Her career advancements took her to four different institutions:
- Salinas Valley State Prison
- California Correctional Institutio
- Substance Abuse Treatment and Facility State Prison, Corcoran
- Avenal State Prison
- and CDCR headquarters.
In January 2017, she promoted to Captain and in May 2020 promoted to AW. Currently, she is acting Chief Deputy Warden at North Kern State Prison.
As Williams promoted within CDCR, she realized she served as an example to women and people of color of what can be accomplished.
“I understand how my decisions, the paths I have taken, and my accomplishments are viewed by my family members, friends, as well as my peers,” she said. “I am motivated to become the most successful person I can become.”
Q&A with AW Amber Williams
What does Black History Month mean to you?
It means a couple of different things to me. Most importantly, it’s more than celebrating the history and accomplishments for 28 days or 29 days during a leap year. Black History Month is a time for people of all races to educate themselves on the importance of the struggles, trials, and tribulations of African Americans. It is is also a time for people of all races to educate themselves of the past, present, and current accomplishments African Americans have contributed to society.
Black History Month is important to celebrate because it brings attention to the history of the contributions of African Americans. For example, the celebration of Black history brings attention to significant leaders like Carter G. Woodson, Martin Luther King Jr., Rosa Parks, and Malcom X, to name a few. There is so much more to Black history than the names that we commonly know.
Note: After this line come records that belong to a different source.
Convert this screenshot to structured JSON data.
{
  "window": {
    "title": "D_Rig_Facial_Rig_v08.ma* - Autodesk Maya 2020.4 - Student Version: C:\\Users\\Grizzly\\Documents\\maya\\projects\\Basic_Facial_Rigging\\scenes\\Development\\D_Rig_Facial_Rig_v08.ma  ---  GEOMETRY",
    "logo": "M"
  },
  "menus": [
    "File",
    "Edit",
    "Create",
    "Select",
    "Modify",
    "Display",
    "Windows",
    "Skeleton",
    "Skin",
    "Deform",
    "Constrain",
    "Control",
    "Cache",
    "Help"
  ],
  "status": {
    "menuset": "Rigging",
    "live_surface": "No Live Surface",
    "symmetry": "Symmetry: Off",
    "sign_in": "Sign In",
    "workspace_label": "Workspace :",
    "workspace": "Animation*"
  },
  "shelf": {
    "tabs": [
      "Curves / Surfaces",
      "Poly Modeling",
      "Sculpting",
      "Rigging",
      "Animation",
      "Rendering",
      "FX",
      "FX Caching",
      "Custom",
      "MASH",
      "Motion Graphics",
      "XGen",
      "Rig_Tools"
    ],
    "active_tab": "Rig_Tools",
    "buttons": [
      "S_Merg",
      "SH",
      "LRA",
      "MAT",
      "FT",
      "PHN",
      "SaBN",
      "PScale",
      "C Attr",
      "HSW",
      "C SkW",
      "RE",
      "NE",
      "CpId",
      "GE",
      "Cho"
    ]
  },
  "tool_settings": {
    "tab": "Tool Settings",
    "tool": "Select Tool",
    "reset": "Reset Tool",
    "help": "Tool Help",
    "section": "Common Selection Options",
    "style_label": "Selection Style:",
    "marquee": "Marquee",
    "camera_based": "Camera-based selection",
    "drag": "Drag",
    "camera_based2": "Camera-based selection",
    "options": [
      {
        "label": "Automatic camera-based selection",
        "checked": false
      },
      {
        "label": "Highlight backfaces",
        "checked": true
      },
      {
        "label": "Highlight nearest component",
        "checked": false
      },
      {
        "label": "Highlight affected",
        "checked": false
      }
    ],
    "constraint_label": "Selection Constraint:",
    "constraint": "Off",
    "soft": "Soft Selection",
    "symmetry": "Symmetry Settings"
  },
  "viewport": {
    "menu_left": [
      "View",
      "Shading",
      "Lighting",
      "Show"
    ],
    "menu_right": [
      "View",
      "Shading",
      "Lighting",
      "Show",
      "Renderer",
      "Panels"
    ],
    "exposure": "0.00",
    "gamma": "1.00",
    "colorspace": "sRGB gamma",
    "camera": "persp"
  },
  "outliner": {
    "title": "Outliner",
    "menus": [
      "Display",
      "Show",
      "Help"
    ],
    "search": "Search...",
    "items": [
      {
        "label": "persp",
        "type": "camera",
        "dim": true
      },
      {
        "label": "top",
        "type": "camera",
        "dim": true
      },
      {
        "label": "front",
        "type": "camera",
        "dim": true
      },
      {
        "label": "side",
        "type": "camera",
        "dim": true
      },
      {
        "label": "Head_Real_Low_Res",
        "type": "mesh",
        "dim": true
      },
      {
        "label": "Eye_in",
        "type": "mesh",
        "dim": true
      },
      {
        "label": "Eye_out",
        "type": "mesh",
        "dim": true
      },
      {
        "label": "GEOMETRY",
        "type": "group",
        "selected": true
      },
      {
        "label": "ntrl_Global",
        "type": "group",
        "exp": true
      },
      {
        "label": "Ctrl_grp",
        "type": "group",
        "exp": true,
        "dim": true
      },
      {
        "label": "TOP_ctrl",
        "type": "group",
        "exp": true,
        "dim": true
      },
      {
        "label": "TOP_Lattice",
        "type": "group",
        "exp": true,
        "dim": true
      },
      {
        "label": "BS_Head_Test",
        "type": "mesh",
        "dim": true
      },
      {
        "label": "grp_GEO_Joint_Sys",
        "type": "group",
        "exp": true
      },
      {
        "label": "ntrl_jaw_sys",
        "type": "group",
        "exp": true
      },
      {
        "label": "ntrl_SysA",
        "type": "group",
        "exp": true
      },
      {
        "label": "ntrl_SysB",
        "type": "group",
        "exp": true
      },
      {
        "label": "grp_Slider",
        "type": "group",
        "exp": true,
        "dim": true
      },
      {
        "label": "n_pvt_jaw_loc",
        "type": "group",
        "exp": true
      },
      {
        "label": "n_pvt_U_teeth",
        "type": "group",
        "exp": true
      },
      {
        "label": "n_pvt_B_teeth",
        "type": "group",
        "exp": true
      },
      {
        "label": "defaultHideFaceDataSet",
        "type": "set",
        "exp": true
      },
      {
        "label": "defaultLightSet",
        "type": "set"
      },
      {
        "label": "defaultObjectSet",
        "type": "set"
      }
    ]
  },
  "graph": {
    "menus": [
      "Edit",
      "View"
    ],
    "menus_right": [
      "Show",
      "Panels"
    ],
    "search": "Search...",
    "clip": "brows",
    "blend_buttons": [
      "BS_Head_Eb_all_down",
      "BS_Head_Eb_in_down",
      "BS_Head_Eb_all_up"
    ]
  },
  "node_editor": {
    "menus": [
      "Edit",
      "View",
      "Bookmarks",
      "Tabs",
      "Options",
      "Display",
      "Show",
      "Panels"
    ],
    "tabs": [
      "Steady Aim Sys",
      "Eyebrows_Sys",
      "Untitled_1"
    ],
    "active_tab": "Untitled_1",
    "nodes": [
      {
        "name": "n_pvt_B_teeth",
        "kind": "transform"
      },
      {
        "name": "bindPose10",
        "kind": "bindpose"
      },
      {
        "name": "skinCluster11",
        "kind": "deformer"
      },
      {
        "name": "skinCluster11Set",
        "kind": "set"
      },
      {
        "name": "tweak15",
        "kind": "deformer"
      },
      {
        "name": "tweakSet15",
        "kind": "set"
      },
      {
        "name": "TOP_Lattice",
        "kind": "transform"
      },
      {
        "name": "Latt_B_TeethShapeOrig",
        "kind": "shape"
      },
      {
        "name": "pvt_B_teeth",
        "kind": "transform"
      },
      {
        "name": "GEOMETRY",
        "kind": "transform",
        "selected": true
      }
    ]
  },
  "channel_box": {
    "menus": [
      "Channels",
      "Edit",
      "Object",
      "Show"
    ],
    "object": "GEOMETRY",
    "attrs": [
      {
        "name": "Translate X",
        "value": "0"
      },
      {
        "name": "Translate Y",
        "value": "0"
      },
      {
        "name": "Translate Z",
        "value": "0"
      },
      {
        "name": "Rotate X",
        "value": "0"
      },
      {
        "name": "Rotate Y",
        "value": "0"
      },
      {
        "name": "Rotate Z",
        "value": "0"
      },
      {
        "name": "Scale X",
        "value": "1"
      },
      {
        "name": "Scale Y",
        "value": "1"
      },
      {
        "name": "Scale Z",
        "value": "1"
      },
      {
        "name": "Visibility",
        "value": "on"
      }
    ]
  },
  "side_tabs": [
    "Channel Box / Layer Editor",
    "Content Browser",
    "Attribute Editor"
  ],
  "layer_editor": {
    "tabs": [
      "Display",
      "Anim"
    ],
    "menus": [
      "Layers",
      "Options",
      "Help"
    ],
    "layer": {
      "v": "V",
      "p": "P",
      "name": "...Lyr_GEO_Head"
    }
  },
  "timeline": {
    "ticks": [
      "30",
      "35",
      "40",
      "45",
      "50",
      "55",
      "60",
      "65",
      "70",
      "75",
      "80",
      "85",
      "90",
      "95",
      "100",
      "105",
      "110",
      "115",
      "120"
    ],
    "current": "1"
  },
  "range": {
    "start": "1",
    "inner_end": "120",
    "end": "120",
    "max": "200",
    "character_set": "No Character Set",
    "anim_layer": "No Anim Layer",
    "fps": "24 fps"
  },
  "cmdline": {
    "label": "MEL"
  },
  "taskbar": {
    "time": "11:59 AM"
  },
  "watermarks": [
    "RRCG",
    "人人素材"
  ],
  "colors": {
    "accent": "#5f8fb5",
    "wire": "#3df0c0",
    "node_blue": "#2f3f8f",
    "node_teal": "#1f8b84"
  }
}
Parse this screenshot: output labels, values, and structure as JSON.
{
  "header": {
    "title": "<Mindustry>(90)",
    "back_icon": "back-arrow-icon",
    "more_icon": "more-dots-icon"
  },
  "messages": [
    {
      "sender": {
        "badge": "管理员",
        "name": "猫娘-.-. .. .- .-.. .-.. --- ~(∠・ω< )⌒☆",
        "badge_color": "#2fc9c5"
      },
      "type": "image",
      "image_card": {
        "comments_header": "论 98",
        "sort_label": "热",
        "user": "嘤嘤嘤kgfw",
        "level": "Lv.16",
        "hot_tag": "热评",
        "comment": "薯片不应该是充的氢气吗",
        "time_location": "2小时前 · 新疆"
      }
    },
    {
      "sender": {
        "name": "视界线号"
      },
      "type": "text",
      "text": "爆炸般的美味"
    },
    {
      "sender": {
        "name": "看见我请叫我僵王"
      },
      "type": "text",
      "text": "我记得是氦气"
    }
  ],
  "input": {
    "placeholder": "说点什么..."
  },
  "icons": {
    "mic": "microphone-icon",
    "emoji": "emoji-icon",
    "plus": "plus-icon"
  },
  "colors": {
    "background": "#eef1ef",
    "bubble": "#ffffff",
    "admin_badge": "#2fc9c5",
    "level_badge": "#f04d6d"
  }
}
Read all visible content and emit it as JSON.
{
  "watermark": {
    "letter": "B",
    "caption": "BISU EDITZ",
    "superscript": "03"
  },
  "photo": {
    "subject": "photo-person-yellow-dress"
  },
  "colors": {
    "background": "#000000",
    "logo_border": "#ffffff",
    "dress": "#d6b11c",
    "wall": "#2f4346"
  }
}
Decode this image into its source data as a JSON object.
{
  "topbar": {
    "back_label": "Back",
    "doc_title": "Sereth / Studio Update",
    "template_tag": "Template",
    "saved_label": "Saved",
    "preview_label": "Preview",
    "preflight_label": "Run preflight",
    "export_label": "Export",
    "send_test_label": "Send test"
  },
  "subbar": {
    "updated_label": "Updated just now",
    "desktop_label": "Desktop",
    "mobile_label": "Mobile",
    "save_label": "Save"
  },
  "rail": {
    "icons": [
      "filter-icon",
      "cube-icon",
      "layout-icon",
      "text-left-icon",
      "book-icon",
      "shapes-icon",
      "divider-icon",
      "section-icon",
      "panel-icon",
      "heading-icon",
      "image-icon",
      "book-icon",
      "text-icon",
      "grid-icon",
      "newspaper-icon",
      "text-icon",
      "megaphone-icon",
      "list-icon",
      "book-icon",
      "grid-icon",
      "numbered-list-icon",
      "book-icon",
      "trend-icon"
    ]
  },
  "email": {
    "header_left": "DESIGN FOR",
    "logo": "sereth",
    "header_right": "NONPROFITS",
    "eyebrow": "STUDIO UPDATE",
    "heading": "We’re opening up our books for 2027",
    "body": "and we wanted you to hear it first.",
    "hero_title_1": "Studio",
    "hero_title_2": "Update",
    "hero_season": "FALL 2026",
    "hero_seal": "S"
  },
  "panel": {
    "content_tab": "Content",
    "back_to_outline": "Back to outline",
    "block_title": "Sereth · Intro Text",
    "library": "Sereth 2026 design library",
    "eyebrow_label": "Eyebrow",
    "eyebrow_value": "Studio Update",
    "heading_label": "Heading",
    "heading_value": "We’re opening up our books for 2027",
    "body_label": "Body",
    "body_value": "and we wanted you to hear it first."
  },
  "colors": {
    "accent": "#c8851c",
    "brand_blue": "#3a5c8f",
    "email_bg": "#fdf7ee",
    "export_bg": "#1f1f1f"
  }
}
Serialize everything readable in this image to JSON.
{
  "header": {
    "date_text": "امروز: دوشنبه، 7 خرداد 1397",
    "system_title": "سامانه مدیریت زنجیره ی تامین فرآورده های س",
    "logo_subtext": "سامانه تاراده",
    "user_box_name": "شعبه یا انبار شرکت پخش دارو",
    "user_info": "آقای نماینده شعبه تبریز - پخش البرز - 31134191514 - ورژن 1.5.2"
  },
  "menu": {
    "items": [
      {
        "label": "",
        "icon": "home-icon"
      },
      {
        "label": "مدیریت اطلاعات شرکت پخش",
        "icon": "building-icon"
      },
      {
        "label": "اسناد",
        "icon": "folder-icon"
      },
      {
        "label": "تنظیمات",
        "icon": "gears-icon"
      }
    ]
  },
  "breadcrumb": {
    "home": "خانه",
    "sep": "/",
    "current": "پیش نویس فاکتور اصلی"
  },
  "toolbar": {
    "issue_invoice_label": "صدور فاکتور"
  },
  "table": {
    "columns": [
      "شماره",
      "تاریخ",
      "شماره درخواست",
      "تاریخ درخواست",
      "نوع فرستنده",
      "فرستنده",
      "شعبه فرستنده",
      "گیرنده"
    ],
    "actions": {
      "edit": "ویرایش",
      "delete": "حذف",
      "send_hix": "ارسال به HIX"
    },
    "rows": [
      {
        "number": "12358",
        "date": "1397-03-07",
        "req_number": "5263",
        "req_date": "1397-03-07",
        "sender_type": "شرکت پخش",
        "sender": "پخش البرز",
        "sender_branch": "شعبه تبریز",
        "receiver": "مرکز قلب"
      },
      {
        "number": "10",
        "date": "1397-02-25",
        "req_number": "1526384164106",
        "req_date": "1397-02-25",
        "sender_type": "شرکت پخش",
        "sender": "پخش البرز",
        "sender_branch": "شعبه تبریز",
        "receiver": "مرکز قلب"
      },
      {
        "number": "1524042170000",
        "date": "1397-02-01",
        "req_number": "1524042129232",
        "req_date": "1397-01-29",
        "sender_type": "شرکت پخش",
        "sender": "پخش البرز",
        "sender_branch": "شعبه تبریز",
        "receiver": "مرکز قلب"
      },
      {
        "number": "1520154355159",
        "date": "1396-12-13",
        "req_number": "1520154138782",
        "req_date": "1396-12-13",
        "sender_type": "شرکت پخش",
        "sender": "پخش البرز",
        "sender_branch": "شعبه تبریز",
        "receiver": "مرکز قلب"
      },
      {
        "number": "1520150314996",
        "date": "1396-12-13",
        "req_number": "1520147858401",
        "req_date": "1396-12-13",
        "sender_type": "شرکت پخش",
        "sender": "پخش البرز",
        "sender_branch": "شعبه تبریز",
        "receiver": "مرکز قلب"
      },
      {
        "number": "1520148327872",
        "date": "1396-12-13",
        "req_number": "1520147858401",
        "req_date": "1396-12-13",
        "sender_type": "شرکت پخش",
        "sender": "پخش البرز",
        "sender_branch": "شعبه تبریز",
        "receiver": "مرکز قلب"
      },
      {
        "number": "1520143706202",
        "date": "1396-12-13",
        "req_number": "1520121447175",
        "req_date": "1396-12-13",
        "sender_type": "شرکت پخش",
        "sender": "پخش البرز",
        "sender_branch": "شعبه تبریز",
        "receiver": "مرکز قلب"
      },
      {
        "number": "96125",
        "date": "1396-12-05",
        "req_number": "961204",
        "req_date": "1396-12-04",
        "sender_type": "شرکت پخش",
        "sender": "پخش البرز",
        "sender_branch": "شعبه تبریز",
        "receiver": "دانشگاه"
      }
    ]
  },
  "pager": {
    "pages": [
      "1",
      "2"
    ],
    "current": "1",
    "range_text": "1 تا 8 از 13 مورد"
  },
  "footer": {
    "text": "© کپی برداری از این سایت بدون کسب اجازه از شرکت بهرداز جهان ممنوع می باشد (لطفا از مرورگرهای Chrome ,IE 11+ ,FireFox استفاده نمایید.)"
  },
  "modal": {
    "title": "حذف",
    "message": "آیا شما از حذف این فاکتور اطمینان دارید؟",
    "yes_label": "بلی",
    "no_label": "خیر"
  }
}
Also, Black history is important because of my ancestors. In fact, Black history affected my parents, grandparents, and great grandparents as they endured the segregated south of New Orleans, LA.
As an adult, I visited the Ormond Plantation (a French Creole, West Indies Style Plantation built in 1789) located in Destrehan, Louisiana, as well as the Whitney Plantation in Edgard, Louisiana, where generations of Africans and their descendants were enslaved. Both visits were eye-opening experiences. Oftentimes, people think of slavery when Black History is referred to, but people can learn that Black History is a history that has intertwined itself into all races.
What are your proudest career moments with CDCR?
I have had many special moments during my career, but there are two that stand out the most. In 2018, I was part of a group of ten CDCR Captains who were invited to the Governor’s mansion. We met with former California Governor Jerry Brown to discuss CDCR’s current state and where the state of California was headed with CDCR.
My other special moment involves being selected to be a part of the Government Alliance on Race and Equity (GARE) Steering Committee. In doing so, GARE has allowed me to provide leadership and guidance to CDCR staff throughout the agency with information on the Diversity, Equity, & Inclusion efforts for more inclusivity within CDCR.
What has been your biggest inspiration?
My mom and dad. Seeing my parents’ determination growing up, along with being told you can be anything as long as you work hard, has given me the drive to become the person I am today.
Fun Facts about AW Williams
- Traveling to see family is a passion. She often visits family in, Seattle, New Orleans, Chicago, and Cincinnati.
- She is a huge foodie and loves to embark on new culinary experiences.